Personality can predict how lockdown affected mental health, study finds

Professor Eugenio Proto standing in front of cloisters

Individuals with open and extrovert personalities experienced higher deterioration in their mental health than other personality types, during the Covid-19 lockdown, a new study suggests.

Females with an open personality and high level of cognitive skills were particularly affected.

Those individuals with a personality featuring high in the agreeableness trait experienced less mental health deterioration.

Research from University of Glasgow Adam Smith Business School measured and compared the mental health impact of the lockdown on individuals with different personality traits and cognitive skills. 

The study used data from the Covid-19 Survey UK Household Longitudinal Study (UKHLS) and the year before. 

Several studies have been devoted to establishing the effects of the Covid-19 pandemic on mental health across gender, age and ethnicity. However, much less attention has been paid to the differential effect of lockdown according to different personalities. 

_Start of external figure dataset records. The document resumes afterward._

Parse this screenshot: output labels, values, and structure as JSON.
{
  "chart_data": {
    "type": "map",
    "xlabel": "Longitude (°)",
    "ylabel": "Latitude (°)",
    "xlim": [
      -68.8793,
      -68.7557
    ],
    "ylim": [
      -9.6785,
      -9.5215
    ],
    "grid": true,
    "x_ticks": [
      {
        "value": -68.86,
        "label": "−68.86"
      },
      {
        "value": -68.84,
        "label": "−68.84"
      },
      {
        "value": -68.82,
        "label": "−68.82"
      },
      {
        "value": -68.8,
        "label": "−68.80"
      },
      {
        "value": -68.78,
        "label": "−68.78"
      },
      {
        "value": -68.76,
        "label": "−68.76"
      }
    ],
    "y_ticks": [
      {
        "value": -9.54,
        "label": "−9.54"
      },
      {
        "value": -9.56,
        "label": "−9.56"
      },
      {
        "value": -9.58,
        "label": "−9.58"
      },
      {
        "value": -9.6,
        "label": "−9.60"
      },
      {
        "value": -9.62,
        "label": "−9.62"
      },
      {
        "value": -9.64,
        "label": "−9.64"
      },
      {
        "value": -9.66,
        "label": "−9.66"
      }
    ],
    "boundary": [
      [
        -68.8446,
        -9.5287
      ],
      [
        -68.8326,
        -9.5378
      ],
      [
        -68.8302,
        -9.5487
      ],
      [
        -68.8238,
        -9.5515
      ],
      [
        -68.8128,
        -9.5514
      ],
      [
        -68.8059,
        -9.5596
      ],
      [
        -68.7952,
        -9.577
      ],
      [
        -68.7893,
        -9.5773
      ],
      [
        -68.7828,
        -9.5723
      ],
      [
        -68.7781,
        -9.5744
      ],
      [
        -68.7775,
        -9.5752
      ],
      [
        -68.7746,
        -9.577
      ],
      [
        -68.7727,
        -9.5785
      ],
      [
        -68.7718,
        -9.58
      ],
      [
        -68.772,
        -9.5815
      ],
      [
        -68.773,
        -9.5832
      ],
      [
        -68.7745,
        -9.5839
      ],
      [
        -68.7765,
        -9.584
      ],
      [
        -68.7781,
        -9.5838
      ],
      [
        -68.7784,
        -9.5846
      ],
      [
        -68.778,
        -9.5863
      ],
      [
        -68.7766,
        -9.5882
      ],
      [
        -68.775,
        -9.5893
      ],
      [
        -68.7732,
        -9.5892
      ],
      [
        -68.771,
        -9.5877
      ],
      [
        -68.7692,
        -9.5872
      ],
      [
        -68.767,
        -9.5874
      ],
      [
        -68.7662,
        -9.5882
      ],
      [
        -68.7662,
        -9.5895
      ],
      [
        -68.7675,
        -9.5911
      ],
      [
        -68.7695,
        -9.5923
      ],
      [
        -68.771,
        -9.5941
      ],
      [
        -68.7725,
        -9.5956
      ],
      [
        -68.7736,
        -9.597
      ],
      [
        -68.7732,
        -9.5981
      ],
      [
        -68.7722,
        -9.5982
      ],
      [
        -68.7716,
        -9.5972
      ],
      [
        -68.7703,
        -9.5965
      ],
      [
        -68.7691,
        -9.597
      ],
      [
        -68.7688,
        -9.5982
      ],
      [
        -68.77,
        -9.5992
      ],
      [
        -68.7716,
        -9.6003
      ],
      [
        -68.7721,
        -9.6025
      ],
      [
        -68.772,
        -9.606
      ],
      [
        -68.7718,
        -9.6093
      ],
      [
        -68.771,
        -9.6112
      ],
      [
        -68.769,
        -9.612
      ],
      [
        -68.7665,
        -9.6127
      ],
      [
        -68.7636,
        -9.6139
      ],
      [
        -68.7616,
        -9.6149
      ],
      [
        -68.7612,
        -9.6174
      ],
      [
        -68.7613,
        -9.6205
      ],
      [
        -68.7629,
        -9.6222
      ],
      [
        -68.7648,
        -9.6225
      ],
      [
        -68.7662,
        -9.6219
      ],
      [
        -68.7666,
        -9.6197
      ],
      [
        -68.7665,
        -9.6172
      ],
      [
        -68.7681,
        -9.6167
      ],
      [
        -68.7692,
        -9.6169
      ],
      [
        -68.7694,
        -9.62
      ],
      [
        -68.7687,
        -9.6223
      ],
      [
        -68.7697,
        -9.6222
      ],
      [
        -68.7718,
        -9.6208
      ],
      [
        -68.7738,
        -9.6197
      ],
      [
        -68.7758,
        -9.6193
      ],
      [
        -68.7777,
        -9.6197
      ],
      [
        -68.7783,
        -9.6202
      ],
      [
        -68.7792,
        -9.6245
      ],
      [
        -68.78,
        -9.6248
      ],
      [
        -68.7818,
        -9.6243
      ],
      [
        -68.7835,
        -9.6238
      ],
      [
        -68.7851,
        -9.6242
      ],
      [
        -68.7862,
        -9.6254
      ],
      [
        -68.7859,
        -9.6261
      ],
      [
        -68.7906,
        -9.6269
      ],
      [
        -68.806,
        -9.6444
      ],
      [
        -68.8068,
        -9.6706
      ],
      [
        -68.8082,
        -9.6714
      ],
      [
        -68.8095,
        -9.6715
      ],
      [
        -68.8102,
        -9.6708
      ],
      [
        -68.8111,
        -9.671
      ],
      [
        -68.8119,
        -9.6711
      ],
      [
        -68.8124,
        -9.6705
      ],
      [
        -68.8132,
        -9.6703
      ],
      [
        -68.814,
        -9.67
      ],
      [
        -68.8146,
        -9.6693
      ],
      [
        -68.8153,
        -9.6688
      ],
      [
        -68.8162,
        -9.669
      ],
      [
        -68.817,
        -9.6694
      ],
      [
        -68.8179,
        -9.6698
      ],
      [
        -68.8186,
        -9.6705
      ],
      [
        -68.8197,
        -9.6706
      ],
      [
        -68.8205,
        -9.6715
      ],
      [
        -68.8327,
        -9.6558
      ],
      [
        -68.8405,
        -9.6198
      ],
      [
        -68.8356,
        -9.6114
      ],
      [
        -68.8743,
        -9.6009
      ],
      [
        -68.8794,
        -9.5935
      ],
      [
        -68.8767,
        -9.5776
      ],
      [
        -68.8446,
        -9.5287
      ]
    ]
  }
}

The research looked at a 12-question General Health Questionnaire, which creates an aggregate score for participants’ mental health and is a screening device for identifying psychiatric disorders, with higher scores indicating higher mental distress. 

Professor Eugenio Proto of the University of Glasgow Adam Smith Business School, said: “These results show how people with an open personality, especially women, are paying a big price from this lockdown in terms of mental health. Openness is a personality trait typical of creative people like artists and entrepreneurs, hence this can have repercussions on the economy and on the society as a whole in the post Covid era.” 

Co-author Dr Anwen Zhang, said: “Our research highlights that mental health is a prominent and complex issue that requires policy priority. It is necessary to understand that people respond to circumstances and policies in different ways, and policy must reflect this when it comes to addressing differential needs of the population.”

Understanding how individuals with different personalities react to an extreme condition such as a lockdown can give us more information on the link between personality and mental health and lead to identification of at-risk groups as well as more personalised psychological or psychiatric treatments for the post-Covid period.  

It could also make clearer unintended consequences of Covid-19 restrictions and inform policy making.